Calculate the weak closure of $S_{c_0} = \{x \in c_0 : \|x\|_\infty = 1 \}$ I need to find the weak closure of this set. First I tried using McKay theorem, but found out that $S_{c_0}$ is not convex. Now I'm totally lost. I've seen proofs online that the weak closure of the unit sphere in a normed space is the unit ball, and I kind of understand the proof, but I wanted to find it specifically for this set. Are there any tips on how to find the weak closure of any given tips that could help me in the future?

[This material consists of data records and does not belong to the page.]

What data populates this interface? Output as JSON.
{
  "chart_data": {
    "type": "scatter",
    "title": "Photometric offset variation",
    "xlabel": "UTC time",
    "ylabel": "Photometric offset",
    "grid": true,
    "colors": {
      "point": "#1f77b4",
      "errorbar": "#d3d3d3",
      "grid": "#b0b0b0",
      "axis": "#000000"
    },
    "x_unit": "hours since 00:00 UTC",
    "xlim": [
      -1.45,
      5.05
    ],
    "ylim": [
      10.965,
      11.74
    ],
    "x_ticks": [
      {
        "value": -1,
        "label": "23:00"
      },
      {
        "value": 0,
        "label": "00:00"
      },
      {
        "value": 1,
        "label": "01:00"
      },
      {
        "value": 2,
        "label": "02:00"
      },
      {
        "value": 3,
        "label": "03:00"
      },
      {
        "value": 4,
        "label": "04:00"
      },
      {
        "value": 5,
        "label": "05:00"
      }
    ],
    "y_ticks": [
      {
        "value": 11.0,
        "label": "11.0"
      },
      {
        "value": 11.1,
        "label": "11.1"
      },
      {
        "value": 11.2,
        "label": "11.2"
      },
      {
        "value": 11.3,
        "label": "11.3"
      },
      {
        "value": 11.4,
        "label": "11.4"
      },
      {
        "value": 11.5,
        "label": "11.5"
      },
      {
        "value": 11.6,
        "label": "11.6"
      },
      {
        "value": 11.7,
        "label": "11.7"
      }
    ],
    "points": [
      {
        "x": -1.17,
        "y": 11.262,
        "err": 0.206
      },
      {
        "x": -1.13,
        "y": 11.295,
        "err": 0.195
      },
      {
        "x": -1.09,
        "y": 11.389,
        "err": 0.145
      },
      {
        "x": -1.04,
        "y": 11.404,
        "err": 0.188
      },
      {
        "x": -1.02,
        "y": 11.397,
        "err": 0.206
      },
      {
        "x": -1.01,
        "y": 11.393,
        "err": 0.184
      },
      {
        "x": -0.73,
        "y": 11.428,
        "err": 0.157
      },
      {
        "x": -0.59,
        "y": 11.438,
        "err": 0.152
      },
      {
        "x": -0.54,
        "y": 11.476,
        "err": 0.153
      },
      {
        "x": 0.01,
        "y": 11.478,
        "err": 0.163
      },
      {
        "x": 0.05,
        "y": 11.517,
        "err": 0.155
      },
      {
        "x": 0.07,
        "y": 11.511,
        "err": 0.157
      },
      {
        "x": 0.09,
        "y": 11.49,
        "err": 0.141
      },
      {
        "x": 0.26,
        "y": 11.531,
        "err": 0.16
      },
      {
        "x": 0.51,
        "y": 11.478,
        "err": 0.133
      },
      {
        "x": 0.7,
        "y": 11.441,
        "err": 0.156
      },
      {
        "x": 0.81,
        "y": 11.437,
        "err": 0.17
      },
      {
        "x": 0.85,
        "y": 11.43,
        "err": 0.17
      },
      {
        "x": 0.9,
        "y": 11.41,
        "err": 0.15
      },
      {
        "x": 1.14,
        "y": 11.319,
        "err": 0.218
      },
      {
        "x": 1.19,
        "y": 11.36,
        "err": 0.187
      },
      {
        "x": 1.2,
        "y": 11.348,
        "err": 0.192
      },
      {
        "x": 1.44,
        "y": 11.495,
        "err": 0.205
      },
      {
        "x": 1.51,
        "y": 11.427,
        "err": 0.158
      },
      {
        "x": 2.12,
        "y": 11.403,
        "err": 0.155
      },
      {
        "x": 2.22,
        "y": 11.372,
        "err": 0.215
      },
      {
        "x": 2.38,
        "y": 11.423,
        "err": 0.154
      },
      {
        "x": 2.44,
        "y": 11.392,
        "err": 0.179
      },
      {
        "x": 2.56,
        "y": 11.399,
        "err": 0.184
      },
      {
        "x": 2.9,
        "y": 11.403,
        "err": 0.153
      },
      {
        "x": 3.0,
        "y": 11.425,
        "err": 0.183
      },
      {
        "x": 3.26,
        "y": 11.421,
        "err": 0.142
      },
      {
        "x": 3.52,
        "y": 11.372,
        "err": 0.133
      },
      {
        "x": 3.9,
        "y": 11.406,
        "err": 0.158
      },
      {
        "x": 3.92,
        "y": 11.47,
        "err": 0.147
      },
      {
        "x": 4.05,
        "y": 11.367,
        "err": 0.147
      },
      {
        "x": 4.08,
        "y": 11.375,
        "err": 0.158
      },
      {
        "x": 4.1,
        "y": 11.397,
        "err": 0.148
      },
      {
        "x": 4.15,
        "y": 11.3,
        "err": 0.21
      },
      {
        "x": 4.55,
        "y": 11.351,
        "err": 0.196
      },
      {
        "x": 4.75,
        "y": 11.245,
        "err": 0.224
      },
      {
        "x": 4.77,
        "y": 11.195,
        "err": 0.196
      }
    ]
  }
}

 A: Suppose $\|x\|_{\infty} \leq 1$ so that $|x_n| \leq 1$ for all $n$. Consider $x^{n}=(x_1,x_2,...,x_n,1,0,0,....)$. Clearly, $\|x^{n}\|_{\infty} =1$. I claim that $x^{n} \to x$ in the weak topology. For this I have to show that $\sum x_iy_i =\lim_{n \to \infty} \sum\limits_{i=1}^{n} x_iy_i+y_{n+1}$ for any $(y_i) \in c_0^{*}=\ell^{1}$. This is easy and I will let you prove this. Finally, conclude that the weak closure is the closed unit ball of $c_0$.
A: I am assuming that the ambient space is $l_\infty$. It can be shown that $c_0$ is norm closed and since it is convex it is weak closed. Similarly the norm closed unit ball is convex and hence is weak closed. Let $B$ denote the intersection of $c_0$ and the norm closed unit ball. This is weak closed and so
$\overline{S}^w_{x_0} \subset B$.
Now suppose $x \in B$ and $\|x\|_\infty <1$. Suppose $W$ is a weak open set containing $x$. Then there is some weak open neighbourhood of $x$ of the form $\{ y | | \phi(x-y)| < \epsilon \}$ for some $\epsilon>0$ and a finite collection $\phi_1,...\phi_n \in l_\infty^*$. Since $\bigcap_k \ker \phi_k$ has codimension $\le n$, it contains some non zero $d \in c_0$ and we can find a $t$ such that
$\|x+td\|_\infty = 1$. Hence $x \in \overline{S}^w_{x_0} $.
In particular, $\overline{S}^w_{x_0}  = B$.